Exchanging business cards in China is something of a ritual and is always done at a first meeting. They should be presented and received with both hands and then examined in detail. Have your business card translated into Mandarin, and have this printed on the reverse side – present it so that the translation faces upwards.
Chinese decision-making can be a drawn-out process – therefore expect to attend a series of meetings. You should always be very patient as this is valued in China.

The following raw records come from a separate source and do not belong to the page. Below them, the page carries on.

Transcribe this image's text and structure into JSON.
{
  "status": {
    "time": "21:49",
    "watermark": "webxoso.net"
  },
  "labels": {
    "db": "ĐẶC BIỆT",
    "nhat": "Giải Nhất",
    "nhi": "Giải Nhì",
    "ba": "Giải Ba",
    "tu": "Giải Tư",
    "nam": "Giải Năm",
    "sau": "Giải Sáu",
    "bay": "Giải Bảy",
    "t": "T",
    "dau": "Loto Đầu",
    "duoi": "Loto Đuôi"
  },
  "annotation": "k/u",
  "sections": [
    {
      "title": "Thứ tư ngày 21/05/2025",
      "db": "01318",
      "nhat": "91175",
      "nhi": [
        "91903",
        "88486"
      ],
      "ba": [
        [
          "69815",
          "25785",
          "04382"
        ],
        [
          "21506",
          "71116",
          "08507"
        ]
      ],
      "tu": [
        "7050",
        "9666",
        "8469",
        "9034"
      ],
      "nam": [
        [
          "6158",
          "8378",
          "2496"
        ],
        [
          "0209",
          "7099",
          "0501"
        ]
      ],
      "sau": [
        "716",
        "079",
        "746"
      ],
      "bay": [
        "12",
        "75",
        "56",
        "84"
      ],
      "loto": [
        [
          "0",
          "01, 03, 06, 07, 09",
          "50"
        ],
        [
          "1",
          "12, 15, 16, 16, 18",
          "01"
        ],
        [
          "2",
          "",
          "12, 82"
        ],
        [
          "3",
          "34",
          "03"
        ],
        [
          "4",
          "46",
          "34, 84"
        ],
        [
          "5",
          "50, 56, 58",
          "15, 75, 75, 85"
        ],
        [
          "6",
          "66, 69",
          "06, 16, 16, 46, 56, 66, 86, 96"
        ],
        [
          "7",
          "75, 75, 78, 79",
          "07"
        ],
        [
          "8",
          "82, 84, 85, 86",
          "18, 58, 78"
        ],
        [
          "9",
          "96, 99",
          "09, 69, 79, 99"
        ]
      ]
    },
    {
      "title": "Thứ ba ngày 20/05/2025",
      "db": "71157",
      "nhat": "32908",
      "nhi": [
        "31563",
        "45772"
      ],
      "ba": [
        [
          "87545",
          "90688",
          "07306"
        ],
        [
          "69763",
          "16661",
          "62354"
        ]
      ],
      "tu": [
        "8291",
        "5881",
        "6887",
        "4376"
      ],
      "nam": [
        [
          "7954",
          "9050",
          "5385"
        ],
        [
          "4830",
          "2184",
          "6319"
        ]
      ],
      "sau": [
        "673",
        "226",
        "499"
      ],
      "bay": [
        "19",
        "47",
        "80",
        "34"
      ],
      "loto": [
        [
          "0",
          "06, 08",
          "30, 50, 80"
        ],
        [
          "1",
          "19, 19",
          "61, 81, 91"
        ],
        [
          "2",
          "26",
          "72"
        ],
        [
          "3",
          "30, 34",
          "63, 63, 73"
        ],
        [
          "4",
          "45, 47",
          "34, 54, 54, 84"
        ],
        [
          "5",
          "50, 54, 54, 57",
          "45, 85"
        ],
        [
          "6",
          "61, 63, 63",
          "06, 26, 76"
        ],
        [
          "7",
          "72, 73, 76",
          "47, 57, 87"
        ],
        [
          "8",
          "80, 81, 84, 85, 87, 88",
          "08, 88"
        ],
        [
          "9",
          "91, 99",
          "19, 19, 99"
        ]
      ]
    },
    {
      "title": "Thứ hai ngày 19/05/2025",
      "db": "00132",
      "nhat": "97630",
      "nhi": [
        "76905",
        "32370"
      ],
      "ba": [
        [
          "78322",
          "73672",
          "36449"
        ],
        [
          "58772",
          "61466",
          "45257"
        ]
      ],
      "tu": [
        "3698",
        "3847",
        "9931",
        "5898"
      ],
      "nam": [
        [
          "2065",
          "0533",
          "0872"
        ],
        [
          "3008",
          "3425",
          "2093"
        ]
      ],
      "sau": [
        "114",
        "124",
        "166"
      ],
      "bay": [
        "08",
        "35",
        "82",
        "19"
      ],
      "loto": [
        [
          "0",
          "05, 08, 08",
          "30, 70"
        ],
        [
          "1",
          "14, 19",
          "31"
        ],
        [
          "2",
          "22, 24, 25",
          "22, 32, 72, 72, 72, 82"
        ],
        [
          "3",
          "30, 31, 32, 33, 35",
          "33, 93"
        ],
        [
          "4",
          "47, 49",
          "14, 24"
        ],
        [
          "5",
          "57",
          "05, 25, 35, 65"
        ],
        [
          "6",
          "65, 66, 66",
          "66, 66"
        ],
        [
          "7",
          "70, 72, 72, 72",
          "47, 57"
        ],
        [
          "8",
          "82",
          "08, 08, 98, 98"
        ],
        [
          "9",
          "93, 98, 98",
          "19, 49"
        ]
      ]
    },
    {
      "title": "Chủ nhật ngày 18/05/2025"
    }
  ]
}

Gift giving is a ritual in China and should be treated as such. Bribery is illegal, so avoid giving anything too expensive, and never give a gift to a government official as this is also illegal – it may be an idea to wait until negotiations are completed before offering a gift. Gifts should always be wrapped, and may be refused up to three times before being accepted. Always offer gifts with both hands to the most senior individual there. Items should not be opened in front of the person who has given them. Anything black, white and blue should be avoided, as should the number four.
Team work is a common concept in China, as the Chinese tend to be consensus-oriented. However, it may seem to Britons that Chinese people do not possess much initiative, as team members tend to act alongside others rather than independently of them.
Wealth is admired, so dress well, but don’t overdo it. Dark suits are the norm for men. Women should avoid high heels and short sleeved tops.